Das Hupen war nun schon ganz nahe, die Gasse war menschenleer, dafür drückten sich Passanten in den Türeingängen und auf den Treppen. Ein letzter verwirrter Tourist wurde energisch am Arm gepackt und auf eine Treppe gezogen, wo er mit gebeugten Knien unter einem Kinderwagen, den zwei Männer samt quäkendem Inhalt auf den Köpfen balancierten, noch einen Platz bezog. Die japanischen Touristen neben Dorkas unterhielten sich immer noch, aber die chinesischen Spieler ließen keinen Ton mehr vernehmen. Ihr Lachen und ihre lauten Ausrufe waren wie mit dem Messer abgeschnitten. Dorkas schluckte und fragte sich, ob die Show mit dem weißen Drachen nicht vielleicht doch allzu realistisch gemacht war. Zumindest für seinen Geschmack.

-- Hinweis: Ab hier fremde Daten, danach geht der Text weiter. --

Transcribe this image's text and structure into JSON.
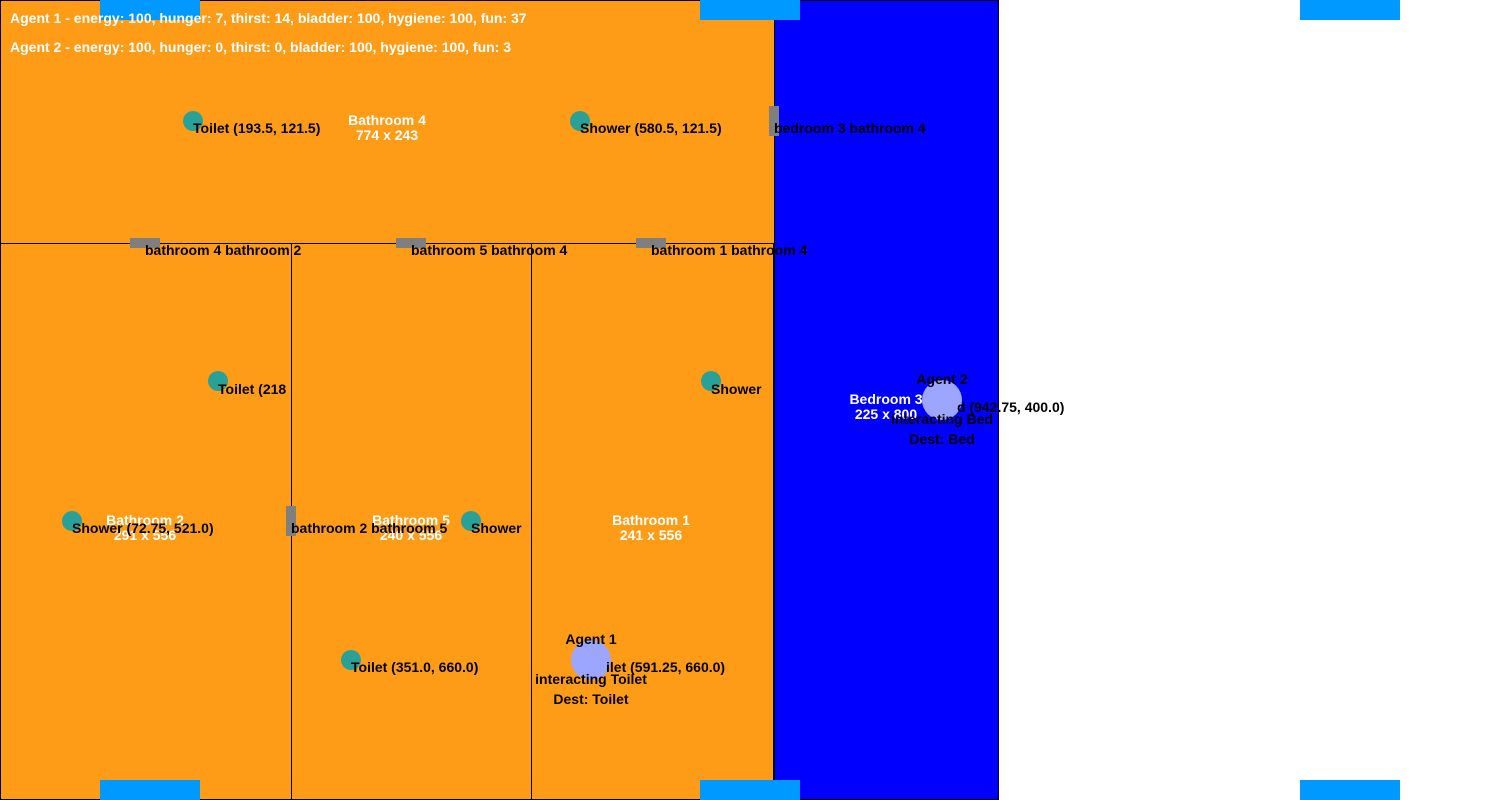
{
  "status": {
    "agent1": "Agent 1 - energy: 100, hunger: 7, thirst: 14, bladder: 100, hygiene: 100, fun: 37",
    "agent2": "Agent 2 - energy: 100, hunger: 0, thirst: 0, bladder: 100, hygiene: 100, fun: 3"
  },
  "rooms": {
    "bathroom4": {
      "name": "Bathroom 4",
      "size": "774 x 243"
    },
    "bathroom2": {
      "name": "Bathroom 2",
      "size": "291 x 556"
    },
    "bathroom5": {
      "name": "Bathroom 5",
      "size": "240 x 556"
    },
    "bathroom1": {
      "name": "Bathroom 1",
      "size": "241 x 556"
    },
    "bedroom3": {
      "name": "Bedroom 3",
      "size": "225 x 800"
    }
  },
  "objects": {
    "toilet_b4": "Toilet (193.5, 121.5)",
    "shower_b4": "Shower (580.5, 121.5)",
    "toilet_b2": "Toilet (218",
    "shower_b2": "Shower (72.75, 521.0)",
    "shower_b5": "Shower",
    "toilet_b5": "Toilet (351.0, 660.0)",
    "shower_b1": "Shower",
    "toilet_b1": "ilet (591.25, 660.0)",
    "bed_b3": "d (942.75, 400.0)"
  },
  "doors": {
    "b3_b4": "bedroom 3 bathroom 4",
    "b4_b2": "bathroom 4 bathroom 2",
    "b5_b4": "bathroom 5 bathroom 4",
    "b1_b4": "bathroom 1 bathroom 4",
    "b2_b5": "bathroom 2 bathroom 5"
  },
  "agents": {
    "agent1": {
      "name": "Agent 1",
      "action": "interacting Toilet",
      "dest": "Dest: Toilet"
    },
    "agent2": {
      "name": "Agent 2",
      "action": "interacting Bed",
      "dest": "Dest: Bed"
    }
  },
  "colors": {
    "room_fill": "#fe9c18",
    "bedroom_fill": "#0000ff",
    "object_dot": "#2aa198",
    "agent_dot": "#9da6ff",
    "door": "#7f7f7f",
    "window": "#0099ff"
  }
}
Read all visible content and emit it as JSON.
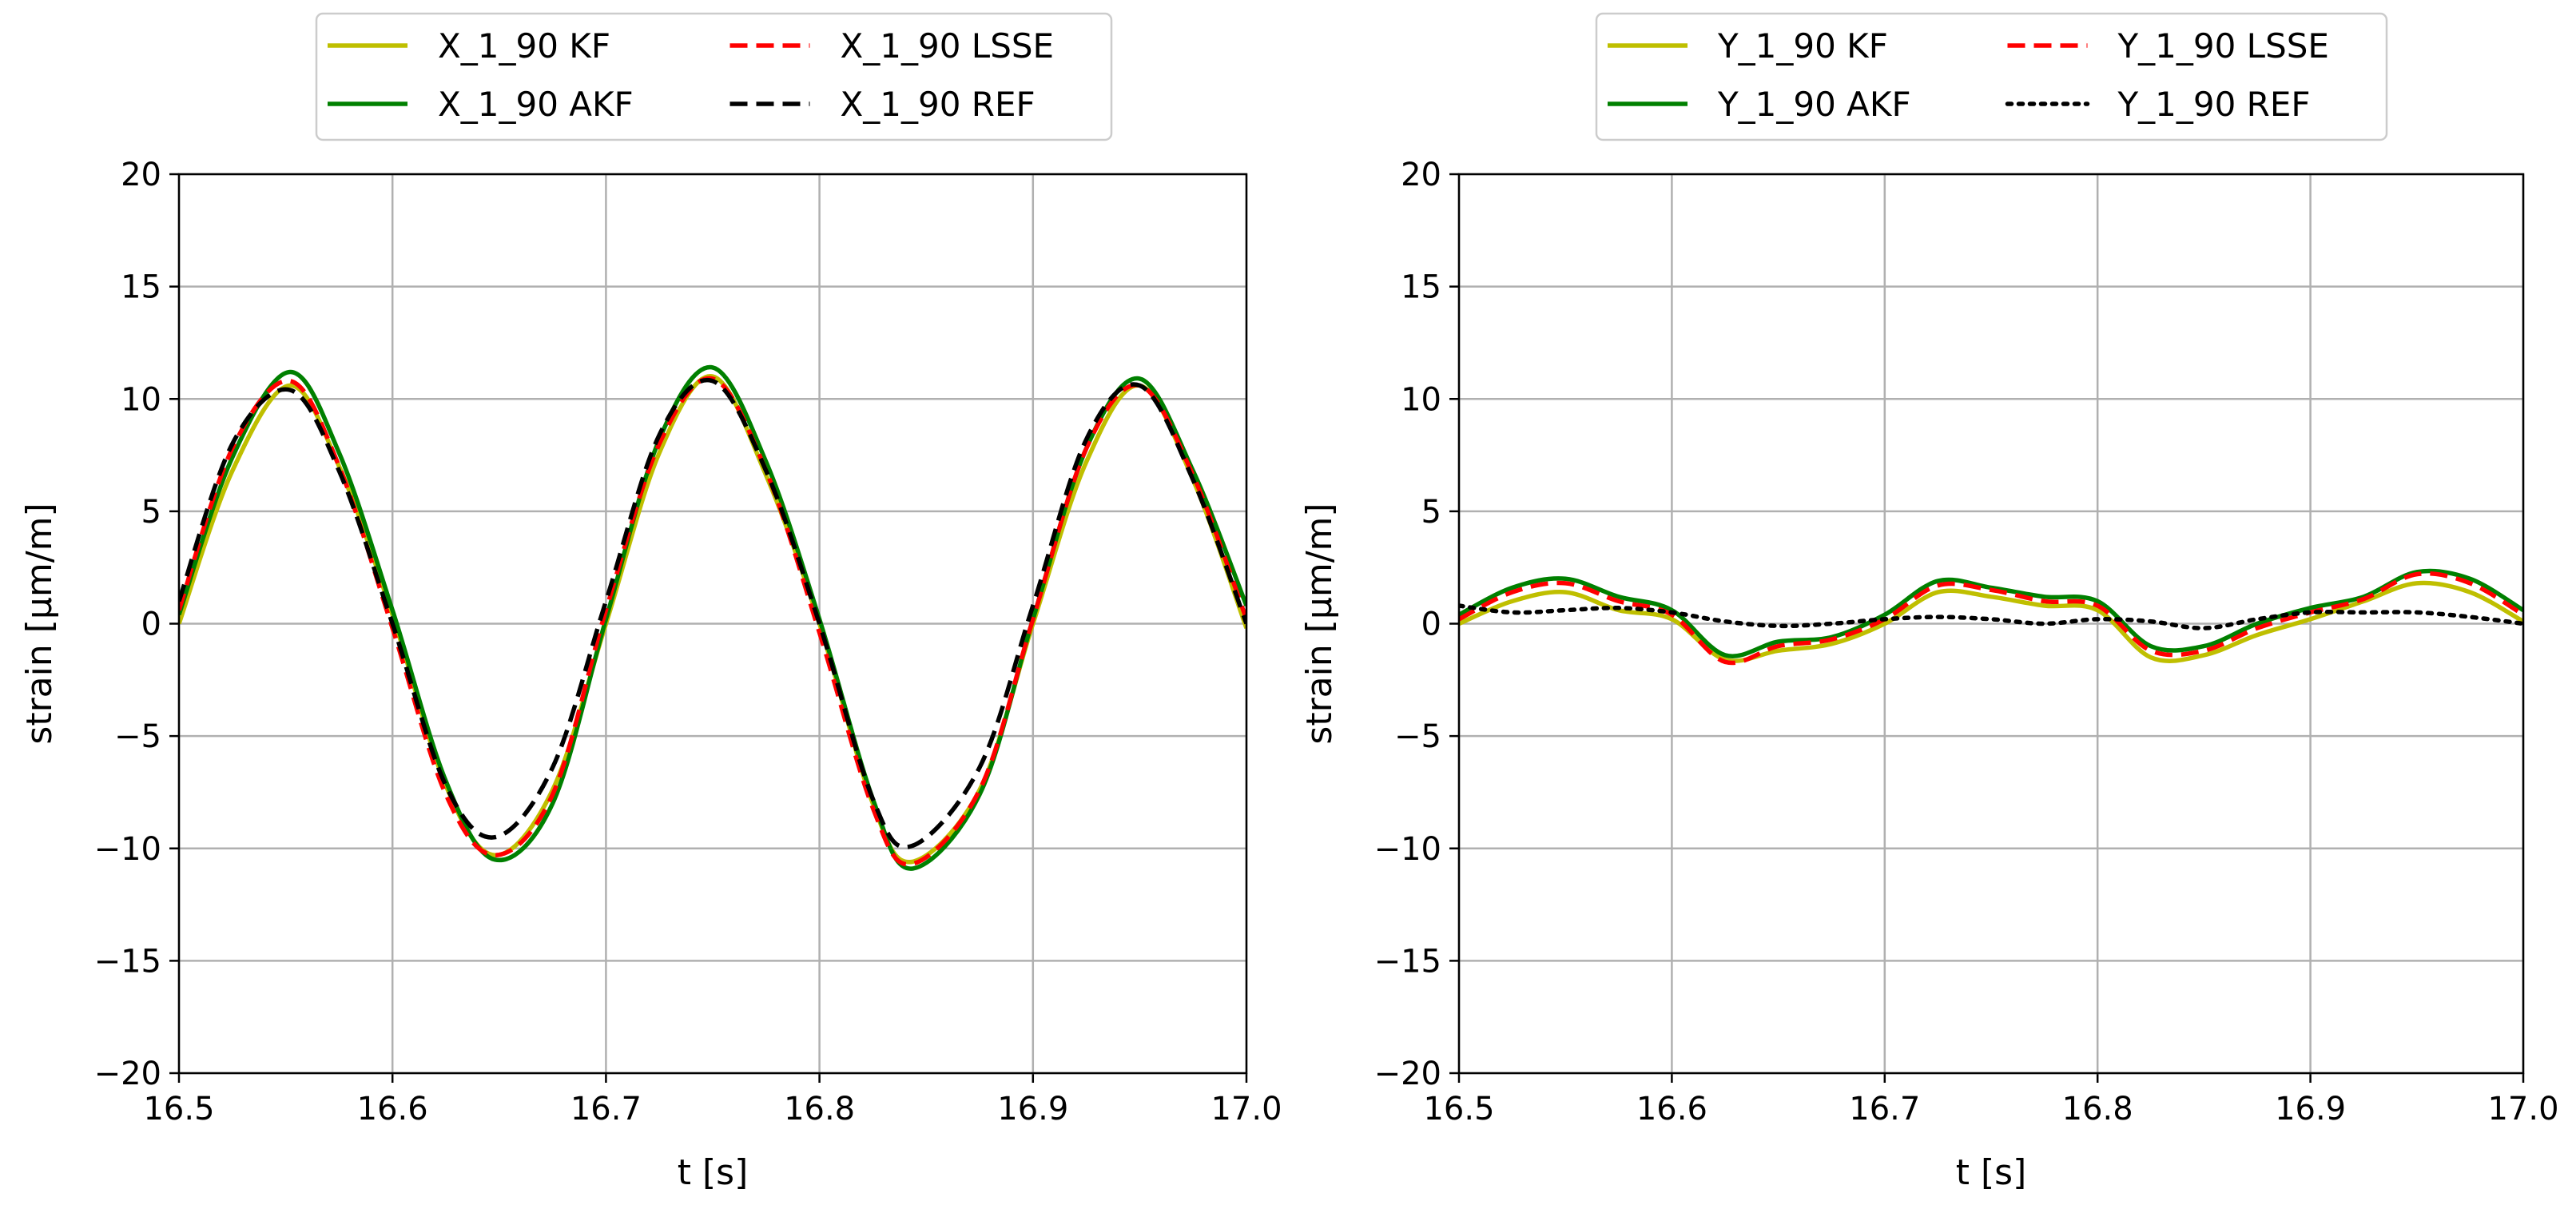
{
  "chart_data": [
    {
      "type": "line",
      "xlabel": "t [s]",
      "ylabel": "strain [µm/m]",
      "xlim": [
        16.5,
        17.0
      ],
      "ylim": [
        -20,
        20
      ],
      "xticks": [
        "16.5",
        "16.6",
        "16.7",
        "16.8",
        "16.9",
        "17.0"
      ],
      "yticks": [
        "20",
        "15",
        "10",
        "5",
        "0",
        "−5",
        "−10",
        "−15",
        "−20"
      ],
      "grid": true,
      "legend_position": "top-center",
      "legend_columns": 2,
      "series": [
        {
          "name": "X_1_90 KF",
          "color": "#bfbf00",
          "style": "solid",
          "x": [
            16.5,
            16.525,
            16.552,
            16.575,
            16.6,
            16.625,
            16.648,
            16.675,
            16.7,
            16.725,
            16.75,
            16.775,
            16.8,
            16.825,
            16.843,
            16.875,
            16.9,
            16.925,
            16.95,
            16.975,
            17.0
          ],
          "y": [
            0.0,
            6.8,
            10.6,
            7.0,
            0.4,
            -7.2,
            -10.3,
            -7.4,
            0.0,
            7.6,
            11.0,
            6.6,
            0.0,
            -8.0,
            -10.6,
            -7.4,
            0.0,
            7.2,
            10.6,
            6.4,
            -0.2
          ]
        },
        {
          "name": "X_1_90 AKF",
          "color": "#008000",
          "style": "solid",
          "x": [
            16.5,
            16.525,
            16.552,
            16.575,
            16.6,
            16.625,
            16.648,
            16.675,
            16.7,
            16.725,
            16.75,
            16.775,
            16.8,
            16.825,
            16.843,
            16.875,
            16.9,
            16.925,
            16.95,
            16.975,
            17.0
          ],
          "y": [
            0.4,
            7.4,
            11.2,
            7.6,
            0.6,
            -7.0,
            -10.5,
            -8.0,
            0.2,
            8.2,
            11.4,
            7.2,
            0.2,
            -7.8,
            -10.9,
            -7.6,
            0.2,
            7.8,
            10.9,
            6.8,
            0.8
          ]
        },
        {
          "name": "X_1_90 LSSE",
          "color": "#ff0000",
          "style": "dashed",
          "x": [
            16.5,
            16.525,
            16.552,
            16.575,
            16.6,
            16.625,
            16.648,
            16.675,
            16.7,
            16.725,
            16.75,
            16.775,
            16.8,
            16.825,
            16.843,
            16.875,
            16.9,
            16.925,
            16.95,
            16.975,
            17.0
          ],
          "y": [
            0.6,
            7.8,
            10.8,
            7.0,
            -0.2,
            -7.6,
            -10.3,
            -7.6,
            0.6,
            8.0,
            10.9,
            6.8,
            -0.4,
            -8.2,
            -10.7,
            -7.4,
            0.2,
            7.8,
            10.6,
            6.6,
            0.2
          ]
        },
        {
          "name": "X_1_90 REF",
          "color": "#000000",
          "style": "dashed",
          "x": [
            16.5,
            16.525,
            16.552,
            16.575,
            16.6,
            16.625,
            16.648,
            16.675,
            16.7,
            16.725,
            16.75,
            16.775,
            16.8,
            16.825,
            16.843,
            16.875,
            16.9,
            16.925,
            16.95,
            16.975,
            17.0
          ],
          "y": [
            1.0,
            8.0,
            10.4,
            6.8,
            0.0,
            -7.2,
            -9.5,
            -6.4,
            1.0,
            8.4,
            10.8,
            6.8,
            0.0,
            -7.8,
            -9.9,
            -6.4,
            0.8,
            8.2,
            10.6,
            6.4,
            0.0
          ]
        }
      ]
    },
    {
      "type": "line",
      "xlabel": "t [s]",
      "ylabel": "strain [µm/m]",
      "xlim": [
        16.5,
        17.0
      ],
      "ylim": [
        -20,
        20
      ],
      "xticks": [
        "16.5",
        "16.6",
        "16.7",
        "16.8",
        "16.9",
        "17.0"
      ],
      "yticks": [
        "20",
        "15",
        "10",
        "5",
        "0",
        "−5",
        "−10",
        "−15",
        "−20"
      ],
      "grid": true,
      "legend_position": "top-center",
      "legend_columns": 2,
      "series": [
        {
          "name": "Y_1_90 KF",
          "color": "#bfbf00",
          "style": "solid",
          "x": [
            16.5,
            16.525,
            16.55,
            16.575,
            16.6,
            16.625,
            16.65,
            16.675,
            16.7,
            16.725,
            16.75,
            16.775,
            16.8,
            16.825,
            16.85,
            16.875,
            16.9,
            16.925,
            16.95,
            16.975,
            17.0
          ],
          "y": [
            0.0,
            1.0,
            1.4,
            0.6,
            0.2,
            -1.6,
            -1.2,
            -0.9,
            0.0,
            1.4,
            1.2,
            0.8,
            0.6,
            -1.5,
            -1.4,
            -0.5,
            0.2,
            1.0,
            1.8,
            1.4,
            0.1
          ]
        },
        {
          "name": "Y_1_90 AKF",
          "color": "#008000",
          "style": "solid",
          "x": [
            16.5,
            16.525,
            16.55,
            16.575,
            16.6,
            16.625,
            16.65,
            16.675,
            16.7,
            16.725,
            16.75,
            16.775,
            16.8,
            16.825,
            16.85,
            16.875,
            16.9,
            16.925,
            16.95,
            16.975,
            17.0
          ],
          "y": [
            0.4,
            1.6,
            2.0,
            1.2,
            0.6,
            -1.4,
            -0.8,
            -0.6,
            0.4,
            1.9,
            1.6,
            1.2,
            1.0,
            -1.0,
            -1.0,
            0.0,
            0.7,
            1.2,
            2.3,
            2.0,
            0.6
          ]
        },
        {
          "name": "Y_1_90 LSSE",
          "color": "#ff0000",
          "style": "dashed",
          "x": [
            16.5,
            16.525,
            16.55,
            16.575,
            16.6,
            16.625,
            16.65,
            16.675,
            16.7,
            16.725,
            16.75,
            16.775,
            16.8,
            16.825,
            16.85,
            16.875,
            16.9,
            16.925,
            16.95,
            16.975,
            17.0
          ],
          "y": [
            0.2,
            1.4,
            1.8,
            1.0,
            0.4,
            -1.7,
            -1.0,
            -0.7,
            0.2,
            1.7,
            1.5,
            1.0,
            0.8,
            -1.2,
            -1.2,
            -0.2,
            0.5,
            1.1,
            2.2,
            1.8,
            0.4
          ]
        },
        {
          "name": "Y_1_90 REF",
          "color": "#000000",
          "style": "dotted",
          "x": [
            16.5,
            16.525,
            16.55,
            16.575,
            16.6,
            16.625,
            16.65,
            16.675,
            16.7,
            16.725,
            16.75,
            16.775,
            16.8,
            16.825,
            16.85,
            16.875,
            16.9,
            16.925,
            16.95,
            16.975,
            17.0
          ],
          "y": [
            0.8,
            0.5,
            0.6,
            0.7,
            0.5,
            0.1,
            -0.1,
            0.0,
            0.2,
            0.3,
            0.2,
            0.0,
            0.2,
            0.1,
            -0.2,
            0.2,
            0.5,
            0.5,
            0.5,
            0.3,
            0.0
          ]
        }
      ]
    }
  ]
}
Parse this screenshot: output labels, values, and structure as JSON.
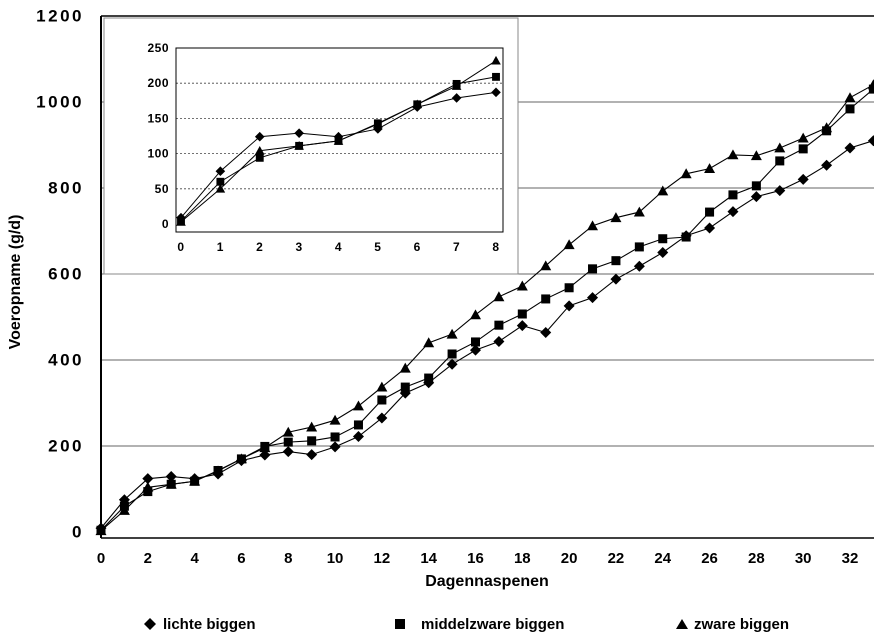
{
  "chart_data": [
    {
      "type": "line",
      "xlabel": "Dagennaspenen",
      "ylabel": "Voeropname (g/d)",
      "x": [
        0,
        1,
        2,
        3,
        4,
        5,
        6,
        7,
        8,
        9,
        10,
        11,
        12,
        13,
        14,
        15,
        16,
        17,
        18,
        19,
        20,
        21,
        22,
        23,
        24,
        25,
        26,
        27,
        28,
        29,
        30,
        31,
        32,
        33
      ],
      "xlim": [
        0,
        33
      ],
      "ylim": [
        0,
        1200
      ],
      "xticks": [
        0,
        2,
        4,
        6,
        8,
        10,
        12,
        14,
        16,
        18,
        20,
        22,
        24,
        26,
        28,
        30,
        32
      ],
      "yticks": [
        0,
        200,
        400,
        600,
        800,
        1000,
        1200
      ],
      "grid": true,
      "legend": "bottom",
      "series": [
        {
          "name": "lichte biggen",
          "marker": "diamond",
          "color": "#000000",
          "values": [
            9,
            75,
            124,
            129,
            124,
            135,
            166,
            179,
            187,
            180,
            198,
            222,
            265,
            323,
            347,
            390,
            423,
            443,
            480,
            464,
            526,
            545,
            588,
            618,
            650,
            689,
            707,
            745,
            780,
            794,
            820,
            853,
            893,
            910
          ]
        },
        {
          "name": "middelzware biggen",
          "marker": "square",
          "color": "#000000",
          "values": [
            4,
            60,
            94,
            111,
            118,
            143,
            170,
            199,
            209,
            212,
            221,
            249,
            307,
            337,
            358,
            414,
            442,
            481,
            507,
            542,
            568,
            612,
            631,
            663,
            682,
            686,
            744,
            784,
            805,
            863,
            891,
            933,
            984,
            1030
          ]
        },
        {
          "name": "zware biggen",
          "marker": "triangle",
          "color": "#000000",
          "values": [
            3,
            50,
            104,
            111,
            118,
            142,
            170,
            196,
            232,
            244,
            260,
            293,
            337,
            381,
            440,
            460,
            505,
            547,
            572,
            619,
            668,
            712,
            731,
            744,
            793,
            833,
            845,
            877,
            875,
            893,
            916,
            940,
            1010,
            1040
          ]
        }
      ]
    },
    {
      "type": "line",
      "placement": "top-left",
      "x": [
        0,
        1,
        2,
        3,
        4,
        5,
        6,
        7,
        8
      ],
      "xlim": [
        0,
        8
      ],
      "ylim": [
        0,
        250
      ],
      "xticks": [
        0,
        1,
        2,
        3,
        4,
        5,
        6,
        7,
        8
      ],
      "yticks": [
        0,
        50,
        100,
        150,
        200,
        250
      ],
      "grid": true,
      "series": [
        {
          "marker": "diamond",
          "color": "#000000",
          "values": [
            9,
            75,
            124,
            129,
            124,
            135,
            166,
            179,
            187
          ]
        },
        {
          "marker": "square",
          "color": "#000000",
          "values": [
            4,
            60,
            94,
            111,
            118,
            143,
            170,
            199,
            209
          ]
        },
        {
          "marker": "triangle",
          "color": "#000000",
          "values": [
            3,
            50,
            104,
            111,
            118,
            142,
            170,
            196,
            232
          ]
        }
      ]
    }
  ]
}
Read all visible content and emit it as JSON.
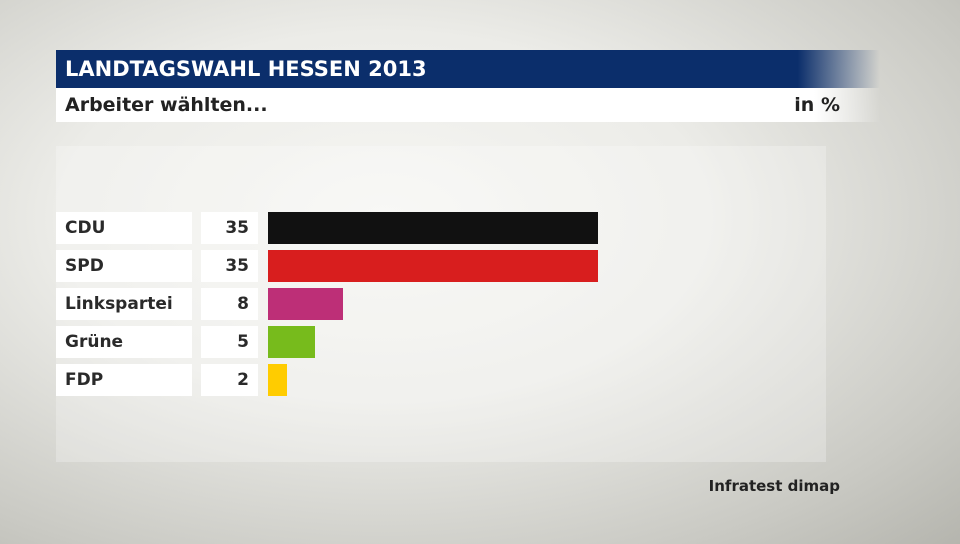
{
  "title": "LANDTAGSWAHL HESSEN 2013",
  "subtitle": "Arbeiter wählten...",
  "unit": "in %",
  "source": "Infratest dimap",
  "chart_data": {
    "type": "bar",
    "orientation": "horizontal",
    "categories": [
      "CDU",
      "SPD",
      "Linkspartei",
      "Grüne",
      "FDP"
    ],
    "values": [
      35,
      35,
      8,
      5,
      2
    ],
    "colors": [
      "#111111",
      "#d81e1e",
      "#bd2f77",
      "#77bb1c",
      "#ffcc00"
    ],
    "title": "Arbeiter wählten...",
    "grid": false
  }
}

Für einen Moment war die ganze Welt in zitternder Erwartung erstarrt wie eine Mücke im Bernstein. Die Gasse lag still und leer. Die Menschen waren wie durch Zauber verstummt und gebannt. Dann glitt fast lautlos ein Wagen heran. Es war eine Limousine, wie sie Dorkas noch nie gesehen hatte – weiß, mit tiefdunkel getönten Scheiben, in denen sich die angstvollen Gesichter der Umstehenden verzerrt widerspiegelten. Der Wagen war endlos lang, er war so breit, dass seine beiden Außenspiegel fast an den Hauswänden kratzten, und er hatte vorn wie hinten eine Motorhaube. Der kommt hier doch nie um eine Ecke herum, fuhr es Dorkas durch den Kopf. Dann zuckte er schuldbewusst zusammen, als könne jemand den Gedanken hören und darüber erzürnen. Auf beiden Motorhauben war als Kühlerfigur ein goldener Drache angebracht, auf den Kotflügeln wiegten sich blau-goldene Lampen und schüttelten sanft die farbigen Troddel, die als Zierde herabhingen. Der Wagen wurde langsamer. Man konnte förmlich das entsetzte Stöhnen hören, mit dem die zusammengedrängten Menschen diese Verminderung der Fahrgeschwindigkeit registrierten.

 

Im Schritttempo näherte sich der Wagen. Mit einem schnell wachsenden Kloß im Hals verspürte Dorkas die lauernde, unüberwindbar selbstsichere Aufmerksamkeit, die von der Limousine ausging wie von dem Schleichen eines hungrigen Raubtieres. In der Gasse schien es eiskalt zu werden. Vor dem Teehaus hielt der Wagen an. In der völligen Stille war nun das leise, heisere Brabbeln des offenbar riesigen Motors zu hören. Nichts geschah. Die Luft schien vor banger Erwartung zu knistern, als müsste sie sich in der nächsten Sekunde in einem Blitz entladen. Ein leises Surren ertönte. Ein Teil des Wagendachs senkte sich und fuhr dann zurück. Sie gab den Blick auf den Insassen frei. Er trug einen weißen Anzug zu einem schwarz schimmernden Seidenhemd und einer roten Krawatte. Er saß auf einer Art von weich gepolstertem Thron. Seine linke Hand ruhte entspannt auf der Sessellehne und ließ einige große Ringe von kaum schätzbarem Wert sehen. Die rechte Hand umschloss den Knauf eines etwas dandyhaft wirkenden Spazierstocks. Das Gesicht der Person war nicht erkennbar, nur das volle Haar schimmerte blauschwarz wie Rabengefieder. Dorkas schaute über den Rand seiner Teeschale hinweg, zugleich überkam ihn das Bedürfnis, die Schale müsste ein Mauer sein, hinter der er sich einschließen könne.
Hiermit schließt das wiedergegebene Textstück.